Non mi sembrano Calamità naturali, neanche quelle a  Porto Tolle: sono stati  indagati i vertici dell’Enel con un nuovo filone d’inchiesta della procura di Rovigo.” Nei guai Tatò, Scaroni e Conti in relazione a possibili danni alla salute dei residenti in un raggio di 25 chilometri, specialmente nei minori. L’inchiesta si basa su uno studio relativo a un periodo che va dal 2000 al 2006 e che riguarda i minorenni residenti nel raggio di 25 chilometri dall’impianto che hanno utilizzato farmaci per l’asma o altre patologie respiratorie. Dopo il fronte della conversione a carbone, quindi, se ne apre quindi uno nuovo nel braccio di ferro tra procura e il colosso energetico”.

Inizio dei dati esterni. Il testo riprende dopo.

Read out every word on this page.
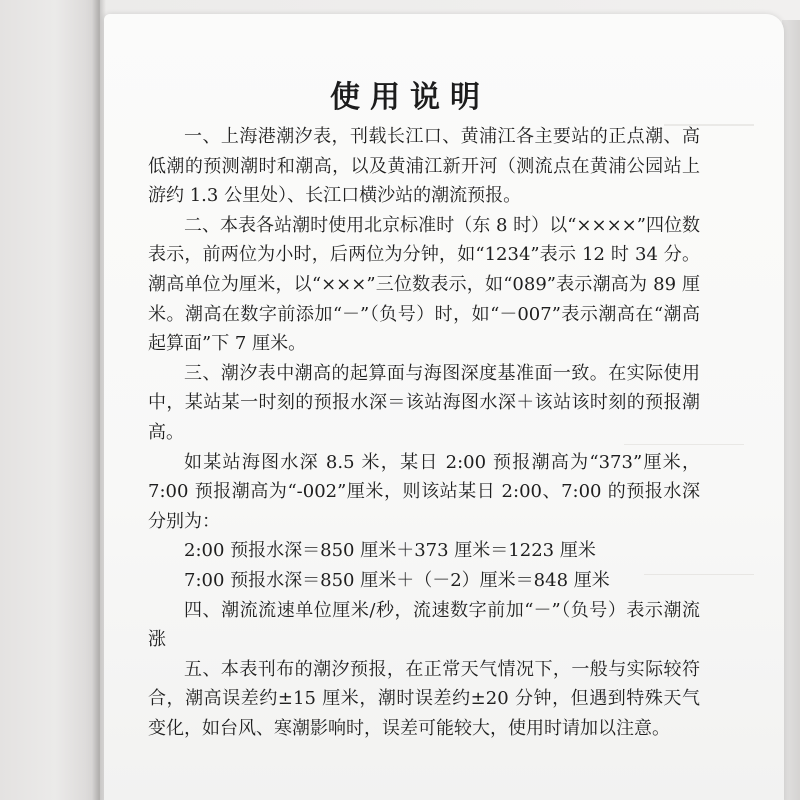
使用说明

一、上海港潮汐表，刊载长江口、黄浦江各主要站的正点潮、高低潮的预测潮时和潮高，以及黄浦江新开河（测流点在黄浦公园站上游约 1.3 公里处）、长江口横沙站的潮流预报。

二、本表各站潮时使用北京标准时（东 8 时）以“××××”四位数表示，前两位为小时，后两位为分钟，如“1234”表示 12 时 34 分。潮高单位为厘米，以“×××”三位数表示，如“089”表示潮高为 89 厘米。潮高在数字前添加“－”（负号）时，如“－007”表示潮高在“潮高起算面”下 7 厘米。

三、潮汐表中潮高的起算面与海图深度基准面一致。在实际使用中，某站某一时刻的预报水深＝该站海图水深＋该站该时刻的预报潮高。

如某站海图水深 8.5 米，某日 2:00 预报潮高为“373”厘米，7:00 预报潮高为“-002”厘米，则该站某日 2:00、7:00 的预报水深分别为：

2:00 预报水深＝850 厘米＋373 厘米＝1223 厘米

7:00 预报水深＝850 厘米＋（－2）厘米＝848 厘米

四、潮流流速单位厘米/秒，流速数字前加“－”（负号）表示潮流涨

五、本表刊布的潮汐预报，在正常天气情况下，一般与实际较符合，潮高误差约±15 厘米，潮时误差约±20 分钟，但遇到特殊天气变化，如台风、寒潮影响时，误差可能较大，使用时请加以注意。
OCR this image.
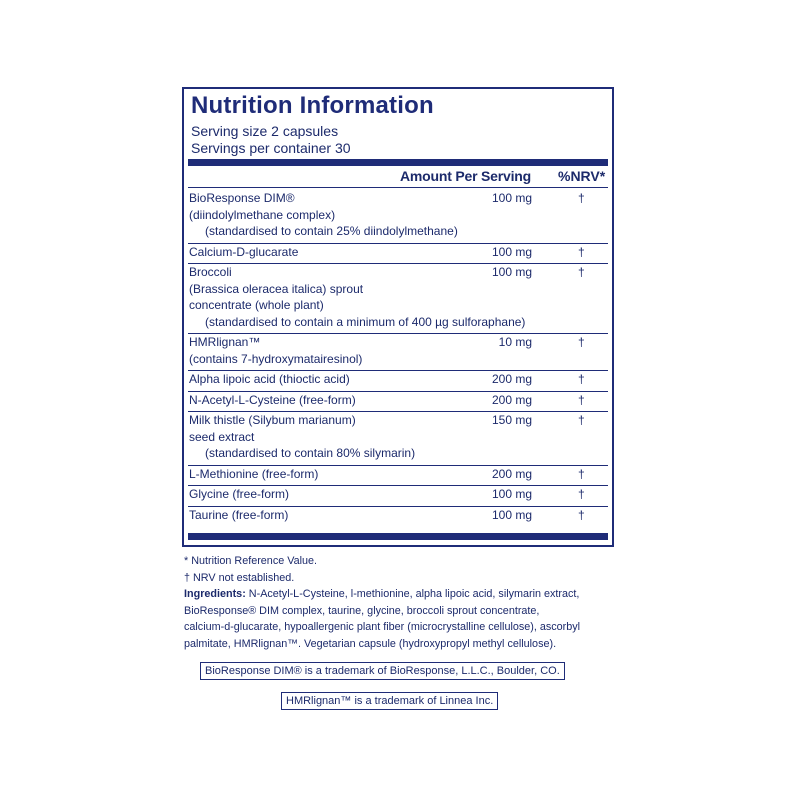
Nutrition Information
Serving size 2 capsules
Servings per container 30
Amount Per Serving %NRV*
BioResponse DIM®
(diindolylmethane complex)
(standardised to contain 25% diindolylmethane)
100 mg	†
Calcium-D-glucarate	100 mg	†
Broccoli
(Brassica oleracea italica) sprout
concentrate (whole plant)
(standardised to contain a minimum of 400 µg sulforaphane)
100 mg	†
HMRlignan™
(contains 7-hydroxymatairesinol)
10 mg	†
Alpha lipoic acid (thioctic acid)	200 mg	†
N-Acetyl-L-Cysteine (free-form)	200 mg	†
Milk thistle (Silybum marianum)
seed extract
(standardised to contain 80% silymarin)
150 mg	†
L-Methionine (free-form)	200 mg	†
Glycine (free-form)	100 mg	†
Taurine (free-form)	100 mg	†
* Nutrition Reference Value.
† NRV not established.
Ingredients: N-Acetyl-L-Cysteine, l-methionine, alpha lipoic acid, silymarin extract,
BioResponse® DIM complex, taurine, glycine, broccoli sprout concentrate,
calcium-d-glucarate, hypoallergenic plant fiber (microcrystalline cellulose), ascorbyl
palmitate, HMRlignan™. Vegetarian capsule (hydroxypropyl methyl cellulose).
BioResponse DIM® is a trademark of BioResponse, L.L.C., Boulder, CO.
HMRlignan™ is a trademark of Linnea Inc.
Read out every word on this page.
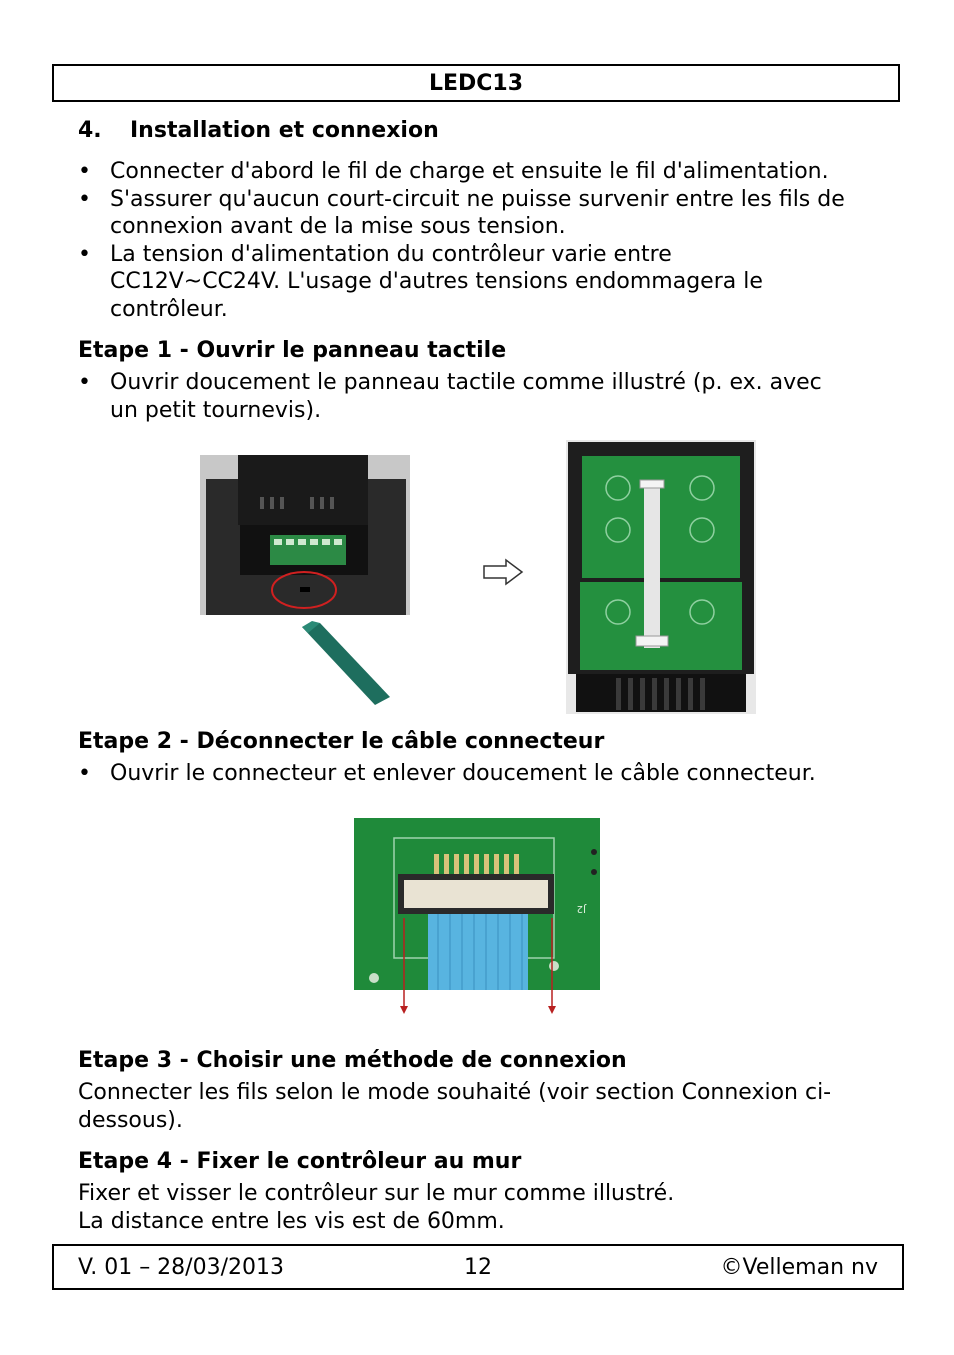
LEDC13
4. Installation et connexion
• Connecter d'abord le fil de charge et ensuite le fil d'alimentation.
• S'assurer qu'aucun court-circuit ne puisse survenir entre les fils de
connexion avant de la mise sous tension.
• La tension d'alimentation du contrôleur varie entre
CC12V~CC24V. L'usage d'autres tensions endommagera le
contrôleur.
Etape 1 - Ouvrir le panneau tactile
• Ouvrir doucement le panneau tactile comme illustré (p. ex. avec
un petit tournevis).
Etape 2 - Déconnecter le câble connecteur
• Ouvrir le connecteur et enlever doucement le câble connecteur.
J2
Etape 3 - Choisir une méthode de connexion
Connecter les fils selon le mode souhaité (voir section Connexion ci-
dessous).
Etape 4 - Fixer le contrôleur au mur
Fixer et visser le contrôleur sur le mur comme illustré.
La distance entre les vis est de 60mm.
V. 01 – 28/03/2013	12	©Velleman nv
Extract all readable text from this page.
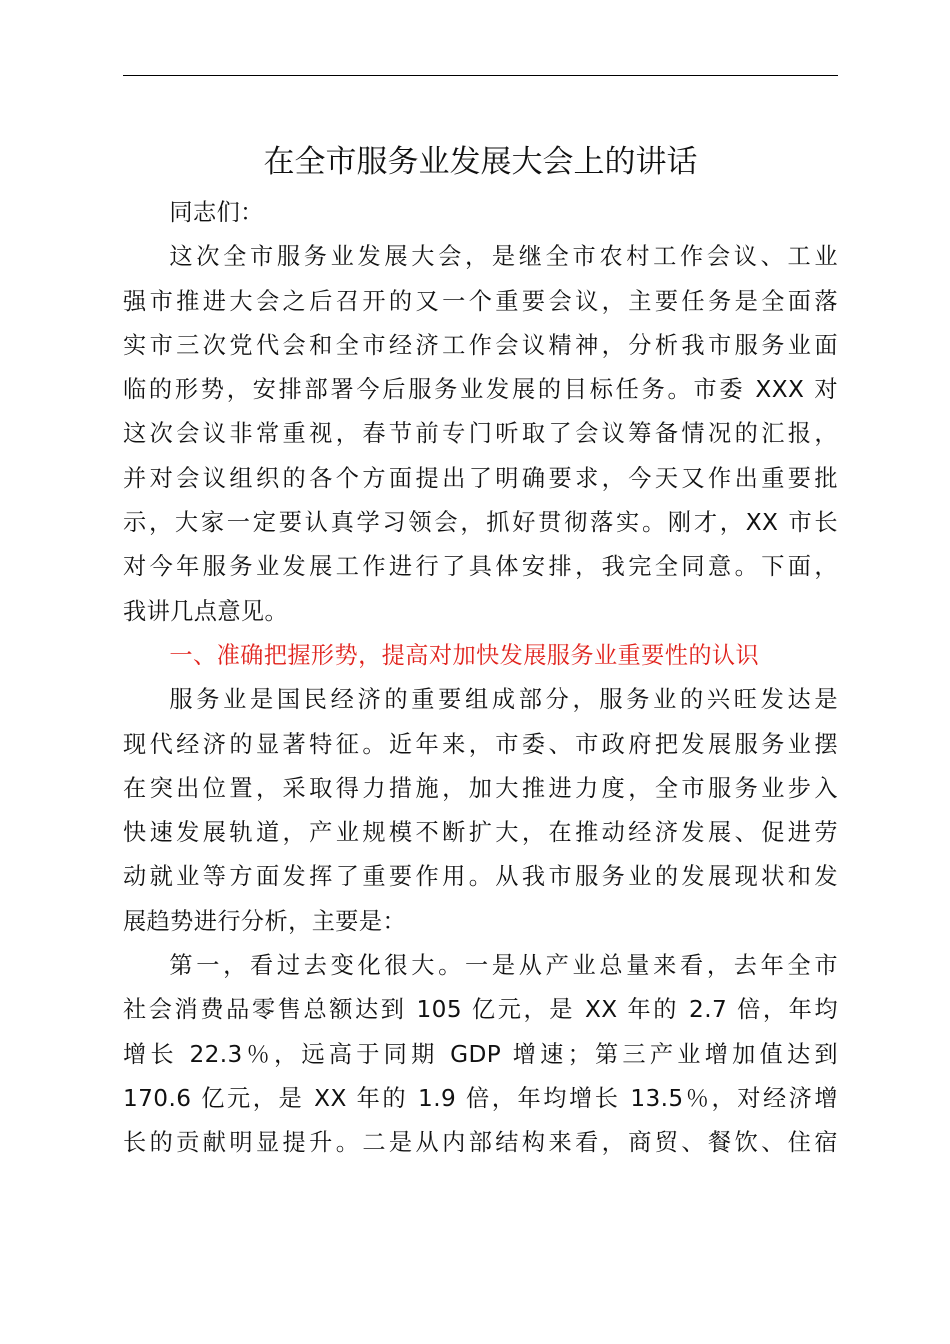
在全市服务业发展大会上的讲话

同志们：

这次全市服务业发展大会，是继全市农村工作会议、工业
强市推进大会之后召开的又一个重要会议，主要任务是全面落
实市三次党代会和全市经济工作会议精神，分析我市服务业面
临的形势，安排部署今后服务业发展的目标任务。市委 XXX 对
这次会议非常重视，春节前专门听取了会议筹备情况的汇报，
并对会议组织的各个方面提出了明确要求，今天又作出重要批
示，大家一定要认真学习领会，抓好贯彻落实。刚才，XX 市长
对今年服务业发展工作进行了具体安排，我完全同意。下面，
我讲几点意见。

一、准确把握形势，提高对加快发展服务业重要性的认识

服务业是国民经济的重要组成部分，服务业的兴旺发达是
现代经济的显著特征。近年来，市委、市政府把发展服务业摆
在突出位置，采取得力措施，加大推进力度，全市服务业步入
快速发展轨道，产业规模不断扩大，在推动经济发展、促进劳
动就业等方面发挥了重要作用。从我市服务业的发展现状和发
展趋势进行分析，主要是：
第一，看过去变化很大。一是从产业总量来看，去年全市
社会消费品零售总额达到 105 亿元，是 XX 年的 2.7 倍，年均
增长 22.3％，远高于同期 GDP 增速；第三产业增加值达到
170.6 亿元，是 XX 年的 1.9 倍，年均增长 13.5％，对经济增
长的贡献明显提升。二是从内部结构来看，商贸、餐饮、住宿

E lei, che è madre di una bimba, è venuta a conoscenza signora Marcegaglia di quanto accade a Pistoia – Inceneritore avvelena latte materno ? Il caso delle mamme di Pistoia- Il  latte materno presenta elevati tassi di diossina: “I profili emissivi (che sono le impronte digitali delle sostanze inquinanti) sono identici a quelli che avevano già regalato al territorio i polli alla diossina, gli stessi indicati dal gestore come emissioni dell’impianto.Eppure a Pistoia le istituzioni si esprimettero con affermazioni che oggi suonano in modo stridulo, come una campana a morte: “totale assenza di PCB nelle emissioni”. Ma non le istituzioni hanno fatto emergere questo dramma.No, sono stati i comitati locali di cittadini ad effettuare uno screening volontario con un laboratorio accreditato.Inutili erano stati gli inviti e poi gli appelli alle maestranze affinché la salute dei cittadini fosse monitorata”.

Io so il suo impegno. Abbiamo appreso in molti il 20 gennaio, che è andata a testimoniare in qualità di presidente della Confindustria, al Palazzo dell’Informazione a Roma, sull’importanza  di ” uno strumento nuovo, molto utile, che darà  ulteriori informazioni e aiuterà a scambiare informazioni su un settore fondamentale come quello del lavoro”:  la presentazione di Labitalia, il nuovo canale multimediale del  Gruppo GMC-Adnkronos. “E’ un nuovo strumento che sarà a disposizione di tutti noi, dei lavoratori delle imprese quindi credo che sia molto positivo, come tutto ciò  che va nella direzione di aiutare l’incontro tra domanda e offerta di lavoro  e di avere informazioni non solo a livello italiano, ma anche a livello europeo. Credo quindi  sia una cosa positiva per tutto il mondo del lavoro”.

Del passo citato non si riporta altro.